Вот только одна совершенно невыносимая девчонка, сама о том не подозревая, постоянно вскрывала болезненные раны, напоминая о не самом радужном детстве и воскресая те чувства, о существовании которых он не желал бы и знать.
Часто, лёжа в душной спальне без сна, он наблюдал, как медленно ползёт лунный луч по разметавшимся по подушке золотистым волосам, освещает выглядывающее из-под простынки круглое плечо, очерчивает нежные изгибы девичьего тела, щекочет ногу ниже колена и, блеснув на мозолистой пятке, плывёт дальше по дощатому полу.
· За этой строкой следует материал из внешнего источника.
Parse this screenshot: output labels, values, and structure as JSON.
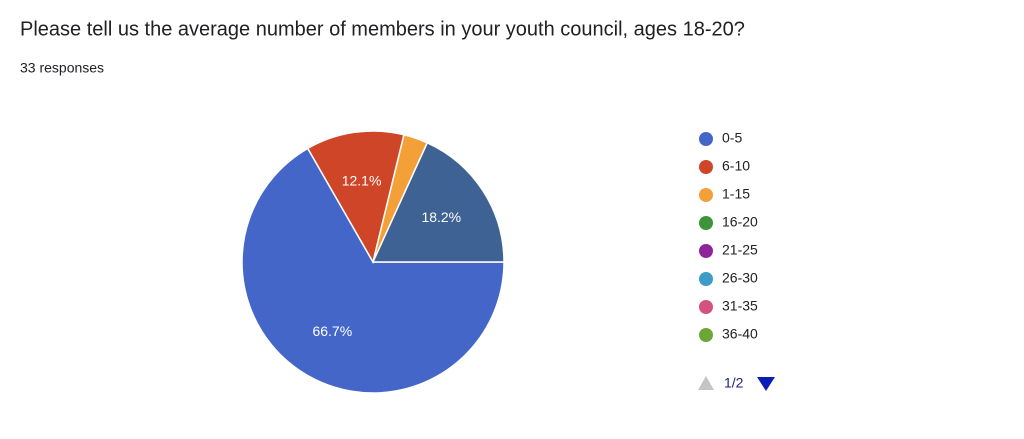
{
  "chart_data": {
    "type": "pie",
    "title": "Please tell us the average number of members in your youth council, ages 18-20?",
    "subtitle": "33 responses",
    "categories": [
      "0-5",
      "6-10",
      "1-15",
      "16-20",
      "21-25",
      "26-30",
      "31-35",
      "36-40",
      null
    ],
    "values": [
      66.7,
      12.1,
      3.0,
      0,
      0,
      0,
      0,
      0,
      18.2
    ],
    "value_labels": [
      "66.7%",
      "12.1%",
      null,
      null,
      null,
      null,
      null,
      null,
      "18.2%"
    ],
    "colors": [
      "#4366c8",
      "#cf4527",
      "#f2a037",
      "#3d943b",
      "#8f2399",
      "#3d9cc7",
      "#d6527e",
      "#6ca735",
      "#3e6293"
    ],
    "legend_page": "1/2"
  }
}
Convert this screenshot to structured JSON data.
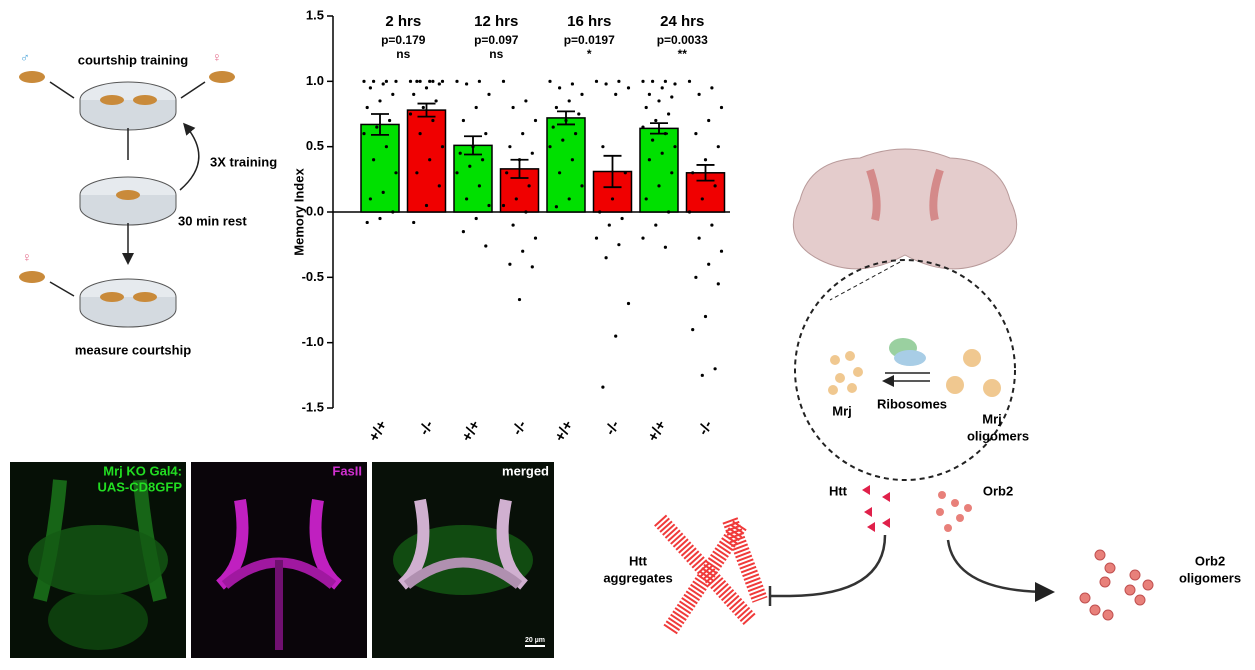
{
  "chart_data": {
    "type": "bar",
    "ylabel": "Memory Index",
    "categories": [
      "+/+",
      "-/-",
      "+/+",
      "-/-",
      "+/+",
      "-/-",
      "+/+",
      "-/-"
    ],
    "values": [
      0.67,
      0.78,
      0.51,
      0.33,
      0.72,
      0.31,
      0.64,
      0.3
    ],
    "errors": [
      0.08,
      0.05,
      0.07,
      0.07,
      0.05,
      0.12,
      0.04,
      0.06
    ],
    "colors": [
      "#00e000",
      "#f00000",
      "#00e000",
      "#f00000",
      "#00e000",
      "#f00000",
      "#00e000",
      "#f00000"
    ],
    "points": [
      [
        1,
        1,
        1,
        1,
        0.98,
        0.95,
        0.9,
        0.85,
        0.8,
        0.7,
        0.65,
        0.6,
        0.5,
        0.4,
        0.3,
        0.15,
        0.1,
        0,
        -0.05,
        -0.08
      ],
      [
        1,
        1,
        1,
        1,
        1,
        1,
        0.98,
        0.95,
        0.9,
        0.85,
        0.8,
        0.75,
        0.7,
        0.6,
        0.5,
        0.4,
        0.3,
        0.2,
        0.05,
        -0.08
      ],
      [
        1,
        1,
        0.98,
        0.9,
        0.8,
        0.7,
        0.6,
        0.5,
        0.45,
        0.4,
        0.35,
        0.3,
        0.2,
        0.1,
        0.05,
        -0.05,
        -0.15,
        -0.26
      ],
      [
        1,
        0.85,
        0.8,
        0.7,
        0.6,
        0.5,
        0.45,
        0.4,
        0.3,
        0.2,
        0.1,
        0.05,
        0,
        -0.1,
        -0.2,
        -0.3,
        -0.4,
        -0.42,
        -0.67
      ],
      [
        1,
        0.98,
        0.95,
        0.9,
        0.85,
        0.8,
        0.75,
        0.7,
        0.65,
        0.6,
        0.55,
        0.5,
        0.4,
        0.3,
        0.2,
        0.1,
        0.04
      ],
      [
        1,
        1,
        0.98,
        0.95,
        0.9,
        0.5,
        0.3,
        0.1,
        0,
        -0.05,
        -0.1,
        -0.2,
        -0.25,
        -0.35,
        -0.7,
        -0.95,
        -1.34
      ],
      [
        1,
        1,
        1,
        0.98,
        0.95,
        0.9,
        0.88,
        0.85,
        0.8,
        0.75,
        0.7,
        0.65,
        0.6,
        0.55,
        0.5,
        0.45,
        0.4,
        0.3,
        0.2,
        0.1,
        0,
        -0.1,
        -0.2,
        -0.27
      ],
      [
        1,
        0.95,
        0.9,
        0.8,
        0.7,
        0.6,
        0.5,
        0.4,
        0.3,
        0.2,
        0.1,
        0,
        -0.1,
        -0.2,
        -0.3,
        -0.4,
        -0.5,
        -0.55,
        -0.8,
        -0.9,
        -1.2,
        -1.25
      ]
    ],
    "groups": [
      {
        "label": "2 hrs",
        "p": "p=0.179",
        "sig": "ns"
      },
      {
        "label": "12 hrs",
        "p": "p=0.097",
        "sig": "ns"
      },
      {
        "label": "16 hrs",
        "p": "p=0.0197",
        "sig": "*"
      },
      {
        "label": "24 hrs",
        "p": "p=0.0033",
        "sig": "**"
      }
    ],
    "ylim": [
      -1.5,
      1.5
    ],
    "yticks": [
      -1.5,
      {
        "value": -1,
        "label": "-1.0"
      },
      -0.5,
      {
        "value": 0,
        "label": "0.0"
      },
      0.5,
      {
        "value": 1,
        "label": "1.0"
      },
      1.5
    ]
  },
  "protocol": {
    "training": "courtship training",
    "repeat": "3X training",
    "rest": "30 min rest",
    "measure": "measure courtship"
  },
  "images": {
    "gfp": [
      "Mrj KO Gal4:",
      "UAS-CD8GFP"
    ],
    "fasii": "FasII",
    "merged": "merged",
    "scale": "20 µm"
  },
  "model": {
    "mrj": "Mrj",
    "ribosomes": "Ribosomes",
    "oligomers": [
      "Mrj",
      "oligomers"
    ],
    "htt": "Htt",
    "orb2": "Orb2",
    "htt_agg": [
      "Htt",
      "aggregates"
    ],
    "orb2_olig": [
      "Orb2",
      "oligomers"
    ]
  }
}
Когда месяц пошёл на убыль и света перестало хватать на пятку, Джед передвинул свою кровать ближе к окну, уверяя себя, что делает это исключительно из-за любви к свежему воздуху, но по-прежнему не мог уснуть до тех пор, пока тело ненавистной новенькой не скроет темнота. Стоп. Он сказал «ненавистной»? Нет уж, если даже лютый враг не удостоился такой чести как «ненависть», то заносчивая девчонка без гражданства и подавно её недостойна. Он просто иногда немножко на неё злится — это допустимо, это не в счёт, беспокоиться не о чем.
А кстати, прозвище Одуванчик очень ей идёт. Цвет её волос напоминает то состояние вышеупомянутого цветка, когда из жёлтого он превращается в белый. И волосы наверняка у неё мягкие, как пух одуванчика. Но он, конечно же, проверять не станет.
Он видел, как парни по ней слюни пускают и среди них его лучшие друзья. Если она прибыла в Ла Риору за гражданством, то у неё неплохая как для девчонки выдержка, потому что желающих дать ей это гражданство немало (как оказалось, не одного Джеда родня мечтает поскорее женить и дождаться известия о предстоящем пополнении в молодом семействе перед тем, как посадить его главу на корабль, плывущий на Четвёртый Континент), а переборчивая новенькая ещё никому не отдала предпочтения.